If S and T are subsets of I x I, then S is 4- or 8-adjacent to T if some x in S is 4- or 8-adjacent to some y in T.
A path from x to y is a sequence of distinct points such that each is adjacent to its predecessor.
x and y in S are connected in S if there is a path from x to y entirely in S. Connected is an equivalence relation, and the equivalence classes are called the connected components of S. If S has only one component, S is called connected.
Proposition: If S contains T, every component of T is contained in a unique component of S.
Let S' be the complement of S. If S is finite, all points of S' that are sufficiently far from the origin are evidently connected in S'. It follows that exactly one component of S' is infinite; we call this the background of S. All other components of S', if any, are called holes in S. If S is connected and has no holes, it is called simply-connected.

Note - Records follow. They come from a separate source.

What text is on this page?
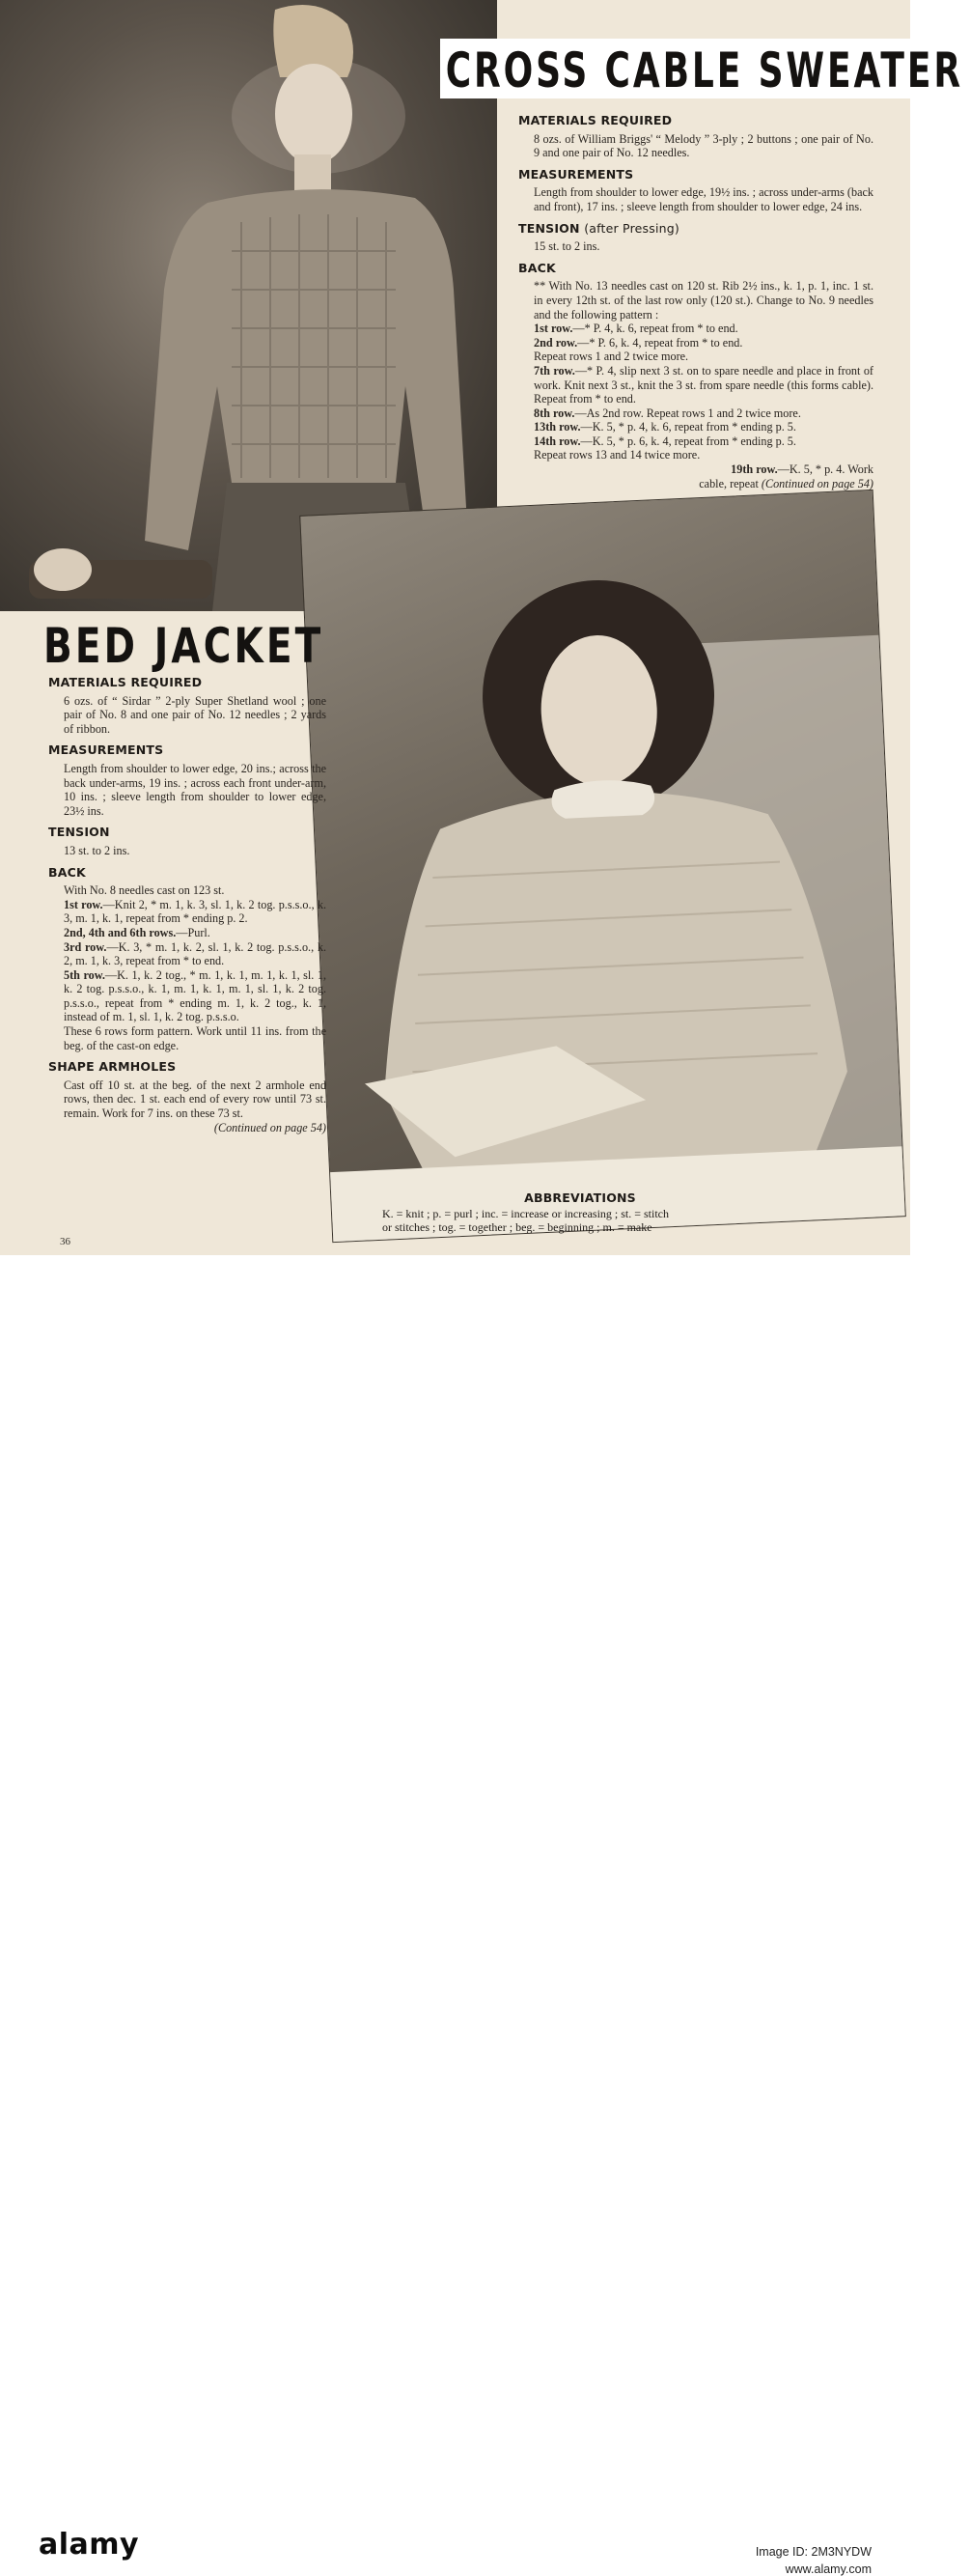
CROSS CABLE SWEATER
BED JACKET
MATERIALS REQUIRED
8 ozs. of William Briggs' “ Melody ” 3-ply ; 2 buttons ; one pair of No. 9 and one pair of No. 12 needles.
MEASUREMENTS
Length from shoulder to lower edge, 19½ ins. ; across under-arms (back and front), 17 ins. ; sleeve length from shoulder to lower edge, 24 ins.
TENSION (after Pressing)
15 st. to 2 ins.
BACK
** With No. 13 needles cast on 120 st. Rib 2½ ins., k. 1, p. 1, inc. 1 st. in every 12th st. of the last row only (120 st.). Change to No. 9 needles and the following pattern :
1st row.—* P. 4, k. 6, repeat from * to end.
2nd row.—* P. 6, k. 4, repeat from * to end.
Repeat rows 1 and 2 twice more.
7th row.—* P. 4, slip next 3 st. on to spare needle and place in front of work. Knit next 3 st., knit the 3 st. from spare needle (this forms cable). Repeat from * to end.
8th row.—As 2nd row. Repeat rows 1 and 2 twice more.
13th row.—K. 5, * p. 4, k. 6, repeat from * ending p. 5.
14th row.—K. 5, * p. 6, k. 4, repeat from * ending p. 5.
Repeat rows 13 and 14 twice more.
19th row.—K. 5, * p. 4. Work
cable, repeat (Continued on page 54)
MATERIALS REQUIRED
6 ozs. of “ Sirdar ” 2-ply Super Shetland wool ; one pair of No. 8 and one pair of No. 12 needles ; 2 yards of ribbon.
MEASUREMENTS
Length from shoulder to lower edge, 20 ins.; across the back under-arms, 19 ins. ; across each front under-arm, 10 ins. ; sleeve length from shoulder to lower edge, 23½ ins.
TENSION
13 st. to 2 ins.
BACK
With No. 8 needles cast on 123 st.
1st row.—Knit 2, * m. 1, k. 3, sl. 1, k. 2 tog. p.s.s.o., k. 3, m. 1, k. 1, repeat from * ending p. 2.
2nd, 4th and 6th rows.—Purl.
3rd row.—K. 3, * m. 1, k. 2, sl. 1, k. 2 tog. p.s.s.o., k. 2, m. 1, k. 3, repeat from * to end.
5th row.—K. 1, k. 2 tog., * m. 1, k. 1, m. 1, k. 1, sl. 1, k. 2 tog. p.s.s.o., k. 1, m. 1, k. 1, m. 1, sl. 1, k. 2 tog. p.s.s.o., repeat from * ending m. 1, k. 2 tog., k. 1, instead of m. 1, sl. 1, k. 2 tog. p.s.s.o.
These 6 rows form pattern. Work until 11 ins. from the beg. of the cast-on edge.
SHAPE ARMHOLES
Cast off 10 st. at the beg. of the next 2 armhole end rows, then dec. 1 st. each end of every row until 73 st. remain. Work for 7 ins. on these 73 st.
(Continued on page 54)
ABBREVIATIONS
K. = knit ; p. = purl ; inc. = increase or increasing ; st. = stitch
or stitches ; tog. = together ; beg. = beginning ; m. = make
36
alamy	Image ID: 2M3NYDW
www.alamy.com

We assume from now on that S is finite. We shall sometimes refer to points of S as 1's and to points of S' as 0's. Many of the theorems that can be proved about connectedness hold only if opposite adjacency definitions are used for S and S'. Then we have only two types of simply-connected S's: a 4-connected S that has no 8-holes, and an 8-connected S that has no 4-holes.

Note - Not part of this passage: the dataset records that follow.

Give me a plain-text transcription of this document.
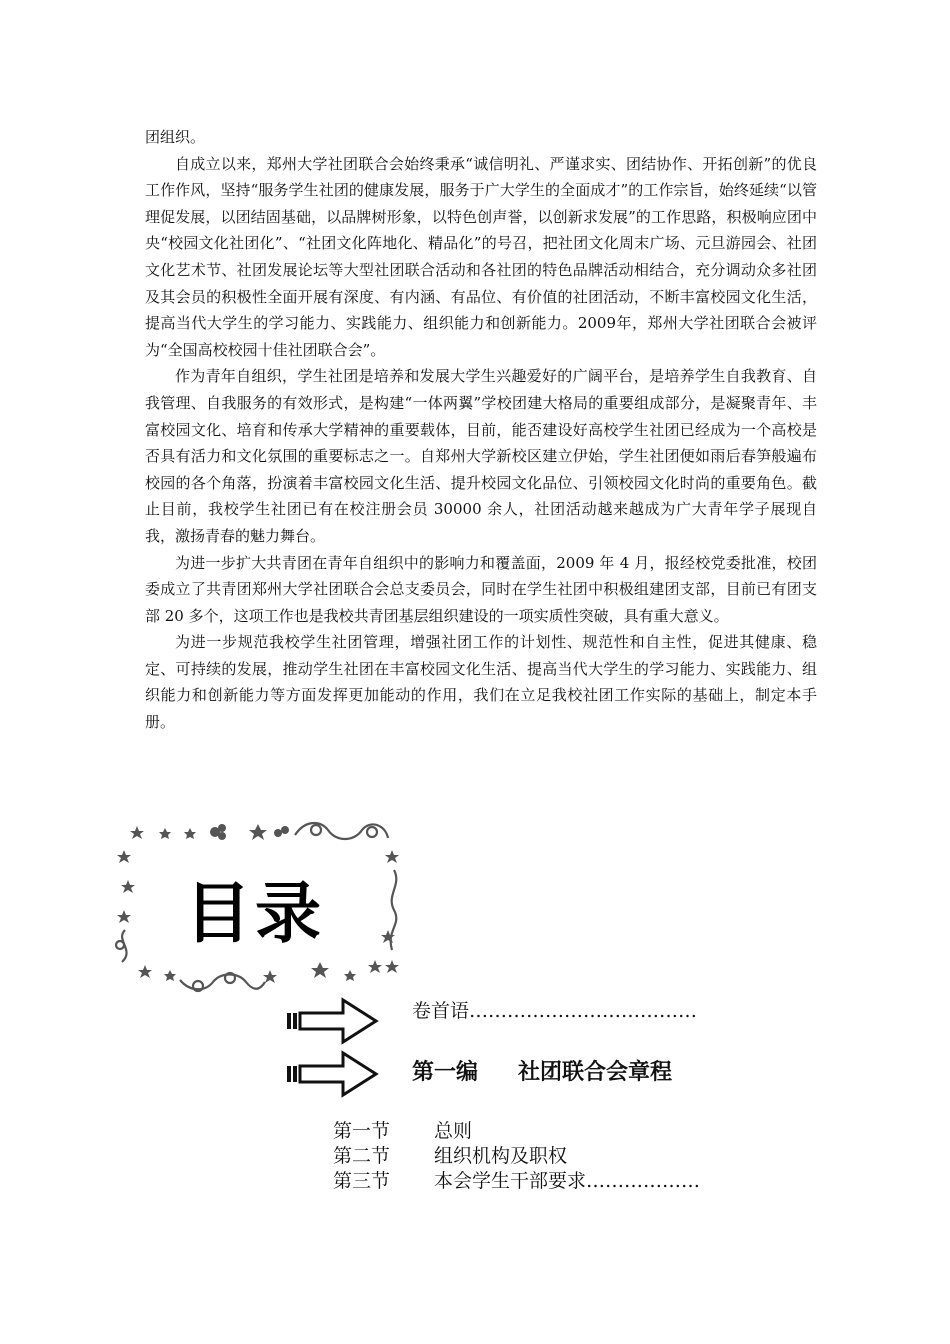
团组织。

自成立以来，郑州大学社团联合会始终秉承“诚信明礼、严谨求实、团结协作、开拓创新”的优良工作作风，坚持“服务学生社团的健康发展，服务于广大学生的全面成才”的工作宗旨，始终延续“以管理促发展，以团结固基础，以品牌树形象，以特色创声誉，以创新求发展”的工作思路，积极响应团中央“校园文化社团化”、“社团文化阵地化、精品化”的号召，把社团文化周末广场、元旦游园会、社团文化艺术节、社团发展论坛等大型社团联合活动和各社团的特色品牌活动相结合，充分调动众多社团及其会员的积极性全面开展有深度、有内涵、有品位、有价值的社团活动，不断丰富校园文化生活，提高当代大学生的学习能力、实践能力、组织能力和创新能力。2009年，郑州大学社团联合会被评为“全国高校校园十佳社团联合会”。

作为青年自组织，学生社团是培养和发展大学生兴趣爱好的广阔平台，是培养学生自我教育、自我管理、自我服务的有效形式，是构建“一体两翼”学校团建大格局的重要组成部分，是凝聚青年、丰富校园文化、培育和传承大学精神的重要载体，目前，能否建设好高校学生社团已经成为一个高校是否具有活力和文化氛围的重要标志之一。自郑州大学新校区建立伊始，学生社团便如雨后春笋般遍布校园的各个角落，扮演着丰富校园文化生活、提升校园文化品位、引领校园文化时尚的重要角色。截止目前，我校学生社团已有在校注册会员 30000 余人，社团活动越来越成为广大青年学子展现自我，激扬青春的魅力舞台。

为进一步扩大共青团在青年自组织中的影响力和覆盖面，2009 年 4 月，报经校党委批准，校团委成立了共青团郑州大学社团联合会总支委员会，同时在学生社团中积极组建团支部，目前已有团支部 20 多个，这项工作也是我校共青团基层组织建设的一项实质性突破，具有重大意义。

为进一步规范我校学生社团管理，增强社团工作的计划性、规范性和自主性，促进其健康、稳定、可持续的发展，推动学生社团在丰富校园文化生活、提高当代大学生的学习能力、实践能力、组织能力和创新能力等方面发挥更加能动的作用，我们在立足我校社团工作实际的基础上，制定本手册。

目录
卷首语………………………………
第一编 社团联合会章程
第一节 总则
第二节 组织机构及职权
第三节 本会学生干部要求………………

Proposition: If S' is connected, every component of S is simply-connected. If S' has k+1 components, no component of S has more than k holes.
By the border of S we mean the set of points of S that are adjacent to the points of S'. More generally, if C is a component of S, and D is a component of S', by the D-border of C we mean the set of points of C that are adjacent to the points of D. From now on we assume adjacent means 4-adjacent.

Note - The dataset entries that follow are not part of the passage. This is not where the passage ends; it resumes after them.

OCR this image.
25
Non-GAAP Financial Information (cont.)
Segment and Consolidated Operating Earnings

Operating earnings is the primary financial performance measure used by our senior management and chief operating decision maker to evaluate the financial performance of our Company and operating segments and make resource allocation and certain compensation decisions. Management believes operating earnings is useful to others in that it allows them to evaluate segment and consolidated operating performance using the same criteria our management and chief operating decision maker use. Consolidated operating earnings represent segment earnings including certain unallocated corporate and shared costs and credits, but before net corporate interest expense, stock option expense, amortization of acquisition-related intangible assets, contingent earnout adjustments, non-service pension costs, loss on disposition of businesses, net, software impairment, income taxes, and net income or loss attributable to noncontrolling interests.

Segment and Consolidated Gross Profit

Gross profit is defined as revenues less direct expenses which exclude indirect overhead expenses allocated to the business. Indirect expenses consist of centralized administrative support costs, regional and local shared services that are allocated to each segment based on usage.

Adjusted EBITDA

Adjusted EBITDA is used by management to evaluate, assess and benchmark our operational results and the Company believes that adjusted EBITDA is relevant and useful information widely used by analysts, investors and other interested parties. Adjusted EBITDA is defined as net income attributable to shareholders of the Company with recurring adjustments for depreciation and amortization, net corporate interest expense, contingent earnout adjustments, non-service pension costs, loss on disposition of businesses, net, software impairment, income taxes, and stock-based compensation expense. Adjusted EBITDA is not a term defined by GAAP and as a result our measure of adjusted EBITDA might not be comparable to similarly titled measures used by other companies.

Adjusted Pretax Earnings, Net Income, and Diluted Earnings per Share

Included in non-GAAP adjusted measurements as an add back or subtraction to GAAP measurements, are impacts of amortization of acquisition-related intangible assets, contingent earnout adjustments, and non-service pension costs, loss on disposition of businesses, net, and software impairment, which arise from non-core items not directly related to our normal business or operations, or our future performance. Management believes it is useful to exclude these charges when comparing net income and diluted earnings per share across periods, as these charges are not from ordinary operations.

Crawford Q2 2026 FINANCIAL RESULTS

Let B be the background component of S', and let F, G be distinct components of S or S'. We say that G surrounds F, or that F is inside G, if any 4-path from any point of F to any point of B must also meet G. B surrounds every other component of S or S'.
Theorem: Let C be a component of S, and D a component of S' that is adjacent to C. Then either C surrounds D or D surrounds C; moreover, exactly one such D sourrounds C.